In some of the classic learning studies in psychology, rats ran mazes. Psychologists investigated how changes in stimulus conditions changed responses and came to argue that rats were building knowledge maps of the mazes and not just simply responding to stimuli. I shared with students that I sometimes feel like I am being asked to design mazes and submit “maze running” reports. Did my maze have clear objectives? Were the stimulus/reward conditions of the maze clear and consistent? How did my rats run the maze? Who found the most “cheese” in the maze? Who found less? Who found a way to leave the maze altogether?
I did not want to become an instructor in higher ed to design educational maze opportunities or submit maze runner evaluations. As I explained to my students, what drew me to higher ed was developmental psychology. To borrow from Swiss psychologist Jean Piaget, traditional age college students are in a transition from “concrete operational thinking” to “formal operational thinking.” In this transition, some find their way to shallow relativism and/or a jaded cynicism. To those who have shaped religious traditions, like so many in my courses, it may lead to a “shattering” of religious symbols and truth claims.
What drew me to higher ed was precisely the opportunity to facilitate movements during this transitional time of students’ lives—to be a part of their “aha!” moments, to see the “light” in their eyes when this happens, to see when a student experiences that a particular can be understood as “form,” to see that the system in which that form is operationalized can itself be understood formally, and to see the change in how they understand themselves and are able to situate and tell their stories of themselves. Being a part of these moments has happened often enough to keep me here, but increasingly I feel that it happens in spite of, not because of, our structures, as the emphasis on the “cheese,” on the extrinsic rewards of grades, which was already strong when I arrived here in over 20 years ago and has only increased over time, threatens to drown these kinds of intrinsic motivations and this kind of developmental space.
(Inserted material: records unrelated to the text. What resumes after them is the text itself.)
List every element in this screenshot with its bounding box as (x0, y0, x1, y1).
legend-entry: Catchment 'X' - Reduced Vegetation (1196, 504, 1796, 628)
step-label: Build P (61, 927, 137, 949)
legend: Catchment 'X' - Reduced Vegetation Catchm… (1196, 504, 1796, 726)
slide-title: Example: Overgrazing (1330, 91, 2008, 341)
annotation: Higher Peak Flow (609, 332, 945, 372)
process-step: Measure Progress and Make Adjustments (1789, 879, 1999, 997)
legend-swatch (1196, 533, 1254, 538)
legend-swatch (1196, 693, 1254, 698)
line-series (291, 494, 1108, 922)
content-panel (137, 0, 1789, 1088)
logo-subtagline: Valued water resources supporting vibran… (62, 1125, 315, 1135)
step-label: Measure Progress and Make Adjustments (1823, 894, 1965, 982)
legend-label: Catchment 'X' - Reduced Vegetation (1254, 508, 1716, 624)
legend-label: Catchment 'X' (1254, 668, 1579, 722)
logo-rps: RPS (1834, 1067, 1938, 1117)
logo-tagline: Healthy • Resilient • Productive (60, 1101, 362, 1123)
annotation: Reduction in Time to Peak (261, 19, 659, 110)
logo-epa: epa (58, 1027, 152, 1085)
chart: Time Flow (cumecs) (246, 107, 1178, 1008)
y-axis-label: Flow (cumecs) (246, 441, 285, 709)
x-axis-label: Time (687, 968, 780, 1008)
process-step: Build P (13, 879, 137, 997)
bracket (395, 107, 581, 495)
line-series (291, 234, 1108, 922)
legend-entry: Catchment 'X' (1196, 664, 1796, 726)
These moments of insight are too unpredictable. They are also more likely to happen when students are willing to perceive education as dialogical and share their thoughts. Yet, increasingly, students are uncomfortable in spaces that feel unstructured and exploratory. Without a maze, they are lost. Students want to be able to confidently and strategically move toward their cheese. So we offer our maze runner reports. We assess our stimuli and reward conditions. We ask how we can better scaffold and chunk our mazes, change our stimulus conditions, respond to and shape behaviors. How did it come to this and why?
I prefer (maybe wrongheadedly) to think that people will, if exposed to learning environments, learn because of the intrinsic rewards of learning. I would like to think we have capacities not just for maze mapping and the seeking of a sufficient quantity of extrinsic rewards, but capacities for, and a desire for, learning of an entirely different order. This is very hard to capture in our current maze runner reports. It should not surprise us that our attempts to gamify education have students thinking this is just a game they play to get the prizes they seek.
And so, at the end of our discussion about participation points, I told my students my bad joke: A behavioral psychologist says to a developmental psychologist, “We taught our pigeons to play the piano.”
“Huh,” the developmental psychologist says. “We prefer to watch them learn how to fly.”